The second type of investors are impact investors, and those are very different than the ones that are looking for financial metrics only. These are investors that are looking to, as the name says, make an impact in what they do, and some of them may be willing to give up returns. And the mandate that they've been receiving as fiduciary indicate that they could do that. The third type of investors is values-based investors, religious organizations and the like in which they want to – they only want to be investing what they believe in and are willing to give up substantial returns sometimes for that, or increase risk in their portfolios for that.
So, I think that everyone that we have talked to, as a consequence of this article, has completely recognized the differences between one thing and another. And many of them have indicated that it is very incredible to have people that think that they can take fiduciary's money and go out and fight social causes with the fiduciary's money when that is not part of their mandate. So, a lot of what these articles have been advocating is for people like you and others on this call to go out and invest and get lower returns on the basis of helping different parts of the world. And that's not what is written in your mandate in how people run money. So, there are others that do that and we serve all kinds of investors.”
There also are examples of certain asset owners that are against the move towards ESG products. In December of 2022, the state of Florida pulled $600M from BlackRock’s ESG strategies and is looking to reallocate another $1.4B in 2023. In October 2022, the states of Louisiana and Missouri also reallocated almost $800M and $500M away from BlackRock ESG strategies.
Management May be Too Optimistic about Future Growth
It’s reasonable for the management team at MSCI to be optimistic about the future growth of the company. Given the company’s past performance, it’s likely that optimism created the environment for MSCI’s newer product offerings that are getting good traction with customers. Revenue growth for the company has been very consistent, ranging between +7 and +10% from 2012 to 2020 (net of divestitures) and +20.5% in 2021. New product offerings like ESG and Private Assets have grown much higher than the company average and those segments have experienced significant margin improvements in recent years.

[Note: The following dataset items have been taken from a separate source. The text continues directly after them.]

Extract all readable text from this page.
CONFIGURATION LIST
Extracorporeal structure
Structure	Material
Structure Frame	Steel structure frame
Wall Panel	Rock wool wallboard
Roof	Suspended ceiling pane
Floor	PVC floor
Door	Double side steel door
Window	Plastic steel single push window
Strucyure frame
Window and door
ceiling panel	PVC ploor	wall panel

However, the management team may be too optimistic in certain respects for the Index and ESG segments. At the company’s 2021 Analyst Day, the company put out a sensitivity analysis of the number of indexes that MSCI could create by the end of 2030. The historical growth trend had been near +20%, and applying that growth rate going forward would put the number of indexes at 2M by 2030. Even this growth assumption may be too optimistic, given that +20% growth for a long period of time can become astronomical. (Just look at Berkshire Hathaway’s growth in book value over the the past 50+ years.)
But instead of +20% being the bull case or even base case, the company put out assumptions for +30% and +50% growth until 2030, resulting in 3M and 14M indexes by 2030. While this doesn’t actually mean anything in terms of near-term guidance or have a financial impact today, it does show that the management team may be too optimistic for the Index segment.
MSCI has done a great job at creating new subscription data offerings for its clients with the investments in ESG and Private Assets. The company was able to do this while maintaining consistent growth in the core Index and Analytics segments as well. Future areas of optionality will likely be new areas that MSCI can become the data partner for its clients. And since being a first mover has many advantages when servicing asset management customers, MSCI’s culture of innovation may allow it to discover these new areas of growth.